- Genre: Documentary
- Based on: Det sidste ord by Mikael Bertelsen
- Directed by: Ivan Dudynsky
- Presented by: Brad Falchuk
- Music by: Michael Gatt
- Country of origin: United States
- No. of episodes: 3

Production
- Executive producers: Brad Falchuk; Mikkel Bondesen; David Goldberg; David Friedman;
- Running time: 46–55 minutes
- Production companies: Brad Falchuk Teley-Vision; Banijay Studios North America;

Original release
- Network: Netflix
- Release: October 3, 2025 – present

= Famous Last Words (TV series) =

American television series

Famous Last Words is an American television documentary series produced for Netflix. It is based on the Danish series Det sidste ord (The Last Word) from TV2. It is hosted by Brad Falchuk, who produces it along with Mikkel Bondesen. First announced in July 2024 when Netflix acquired the rights to the format, the show consists of an interview with a notable figure, expressly published posthumously, allowing the interviewee to tell their own message after their death.

==Premise==
The show consists of an interview with subjects regarding their "recent" deaths, with only those two people present, creating an open and intimate atmosphere. Cameras are operated remotely, and recording personnel can't hear the interview. Only a very small number of people know who has participated before the episode is announced. Each episode lasts an hour, edited from approximately four hours of recorded material. Towards the end of the interview, the host leaves the set and allows the interviewee to close the episode with their final words to the audience. The complete recordings of the interviews are stored at the John F. Kennedy Center for the Performing Arts.

== Episodes ==

| # | Person | Date recorded | Date of death | Date released | Ref(s) |
|---|---|---|---|---|---|
| 1 | Jane Goodall | March 2025 | 1 October 2025 (aged 91) | 3 October 2025 |  |
| 2 | Eric Dane | November 2025 | 19 February 2026 (aged 53) | 20 February 2026 |  |
| 3 | Gloria Steinem | February 2025 | 2 September 2026 (aged 92) | 3 September 2026 |  |

== Reception ==
Regarding the first episode, featuring Jane Goodall, New York Post stated that the interview was uplifting and an opportunity to reflect on a life well-lived, while seeing Falchuk as reverent but a bit dry. Iowa Source described the conversation as candid and friendly, with Falchuk steering with a gentle touch. The Brown Daily Herald praised the interview while also criticizing Falchuk's presence and insistence on authenticity and drama over substance. This episode was praised by the creator and host of the Danish version, Mikael Bertelsen, who described it as "some of the strongest television I had seen in a long time". He thought that her final speech was "incredible and very beautiful".

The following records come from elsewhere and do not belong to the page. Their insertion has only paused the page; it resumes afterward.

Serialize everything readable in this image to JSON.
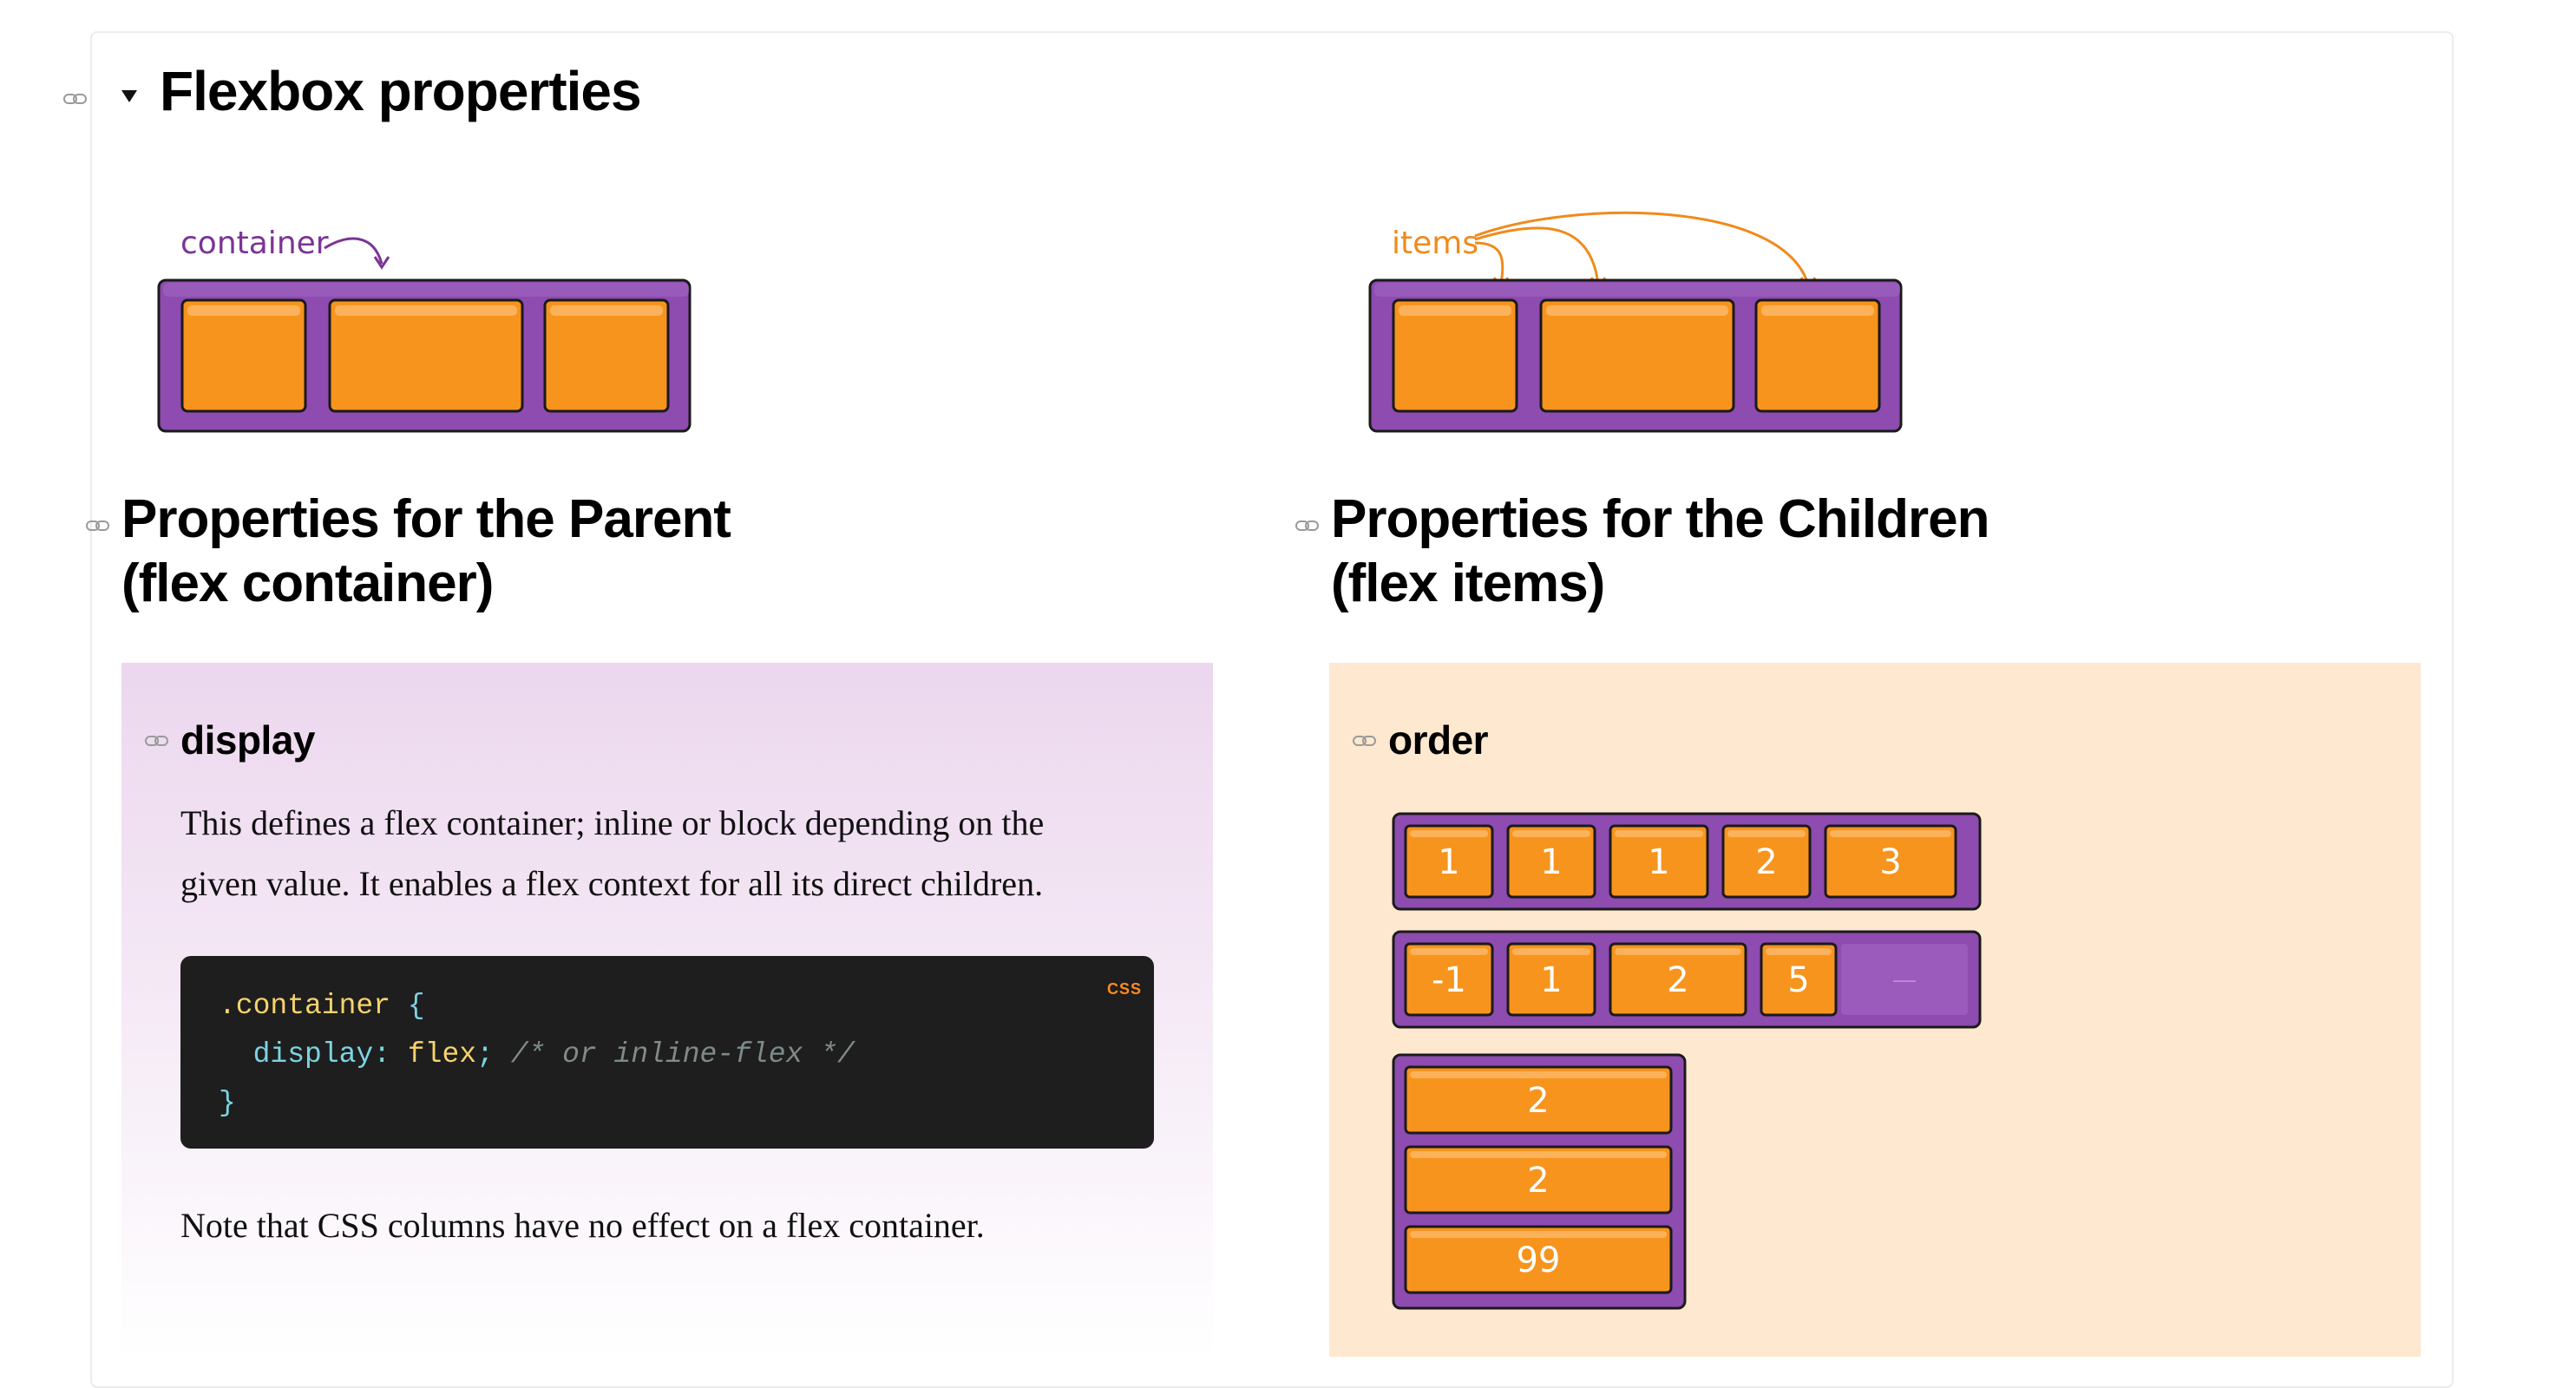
{
  "section": {
    "title": "Flexbox properties"
  },
  "illustrations": {
    "container_label": "container",
    "items_label": "items"
  },
  "parent_column": {
    "heading_line1": "Properties for the Parent",
    "heading_line2": "(flex container)"
  },
  "children_column": {
    "heading_line1": "Properties for the Children",
    "heading_line2": "(flex items)"
  },
  "display_block": {
    "heading": "display",
    "description_line1": "This defines a flex container; inline or block depending on the",
    "description_line2": "given value. It enables a flex context for all its direct children.",
    "code": {
      "language": "CSS",
      "selector": ".container",
      "open_brace": "{",
      "property": "display",
      "colon": ":",
      "value": "flex",
      "semicolon": ";",
      "comment": "/* or inline-flex */",
      "close_brace": "}"
    },
    "note": "Note that CSS columns have no effect on a flex container."
  },
  "order_block": {
    "heading": "order",
    "row1": [
      "1",
      "1",
      "1",
      "2",
      "3"
    ],
    "row2": [
      "-1",
      "1",
      "2",
      "5"
    ],
    "column": [
      "2",
      "2",
      "99"
    ]
  },
  "colors": {
    "purple": "#8e4bb0",
    "orange": "#f7941d",
    "label_purple": "#7a3595",
    "label_orange": "#f08a1c",
    "code_bg": "#1e1e1e"
  }
}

Regarding the second episode, featuring Eric Dane, Stuart Heritage of The Guardian, said it was "undeniably powerful" and added "some subjects will be scared, others angry, many performative. However they react, though, what an honour to allow us to see them like this. A couple of decades from now, Famous Last Words is going to be one of the most fascinating resources we will have. What a thing this is."

== Similar concepts ==
The New York Times made a video series titled The Last Word from 2006 to 2025, featuring influential people shortly before their presumed death.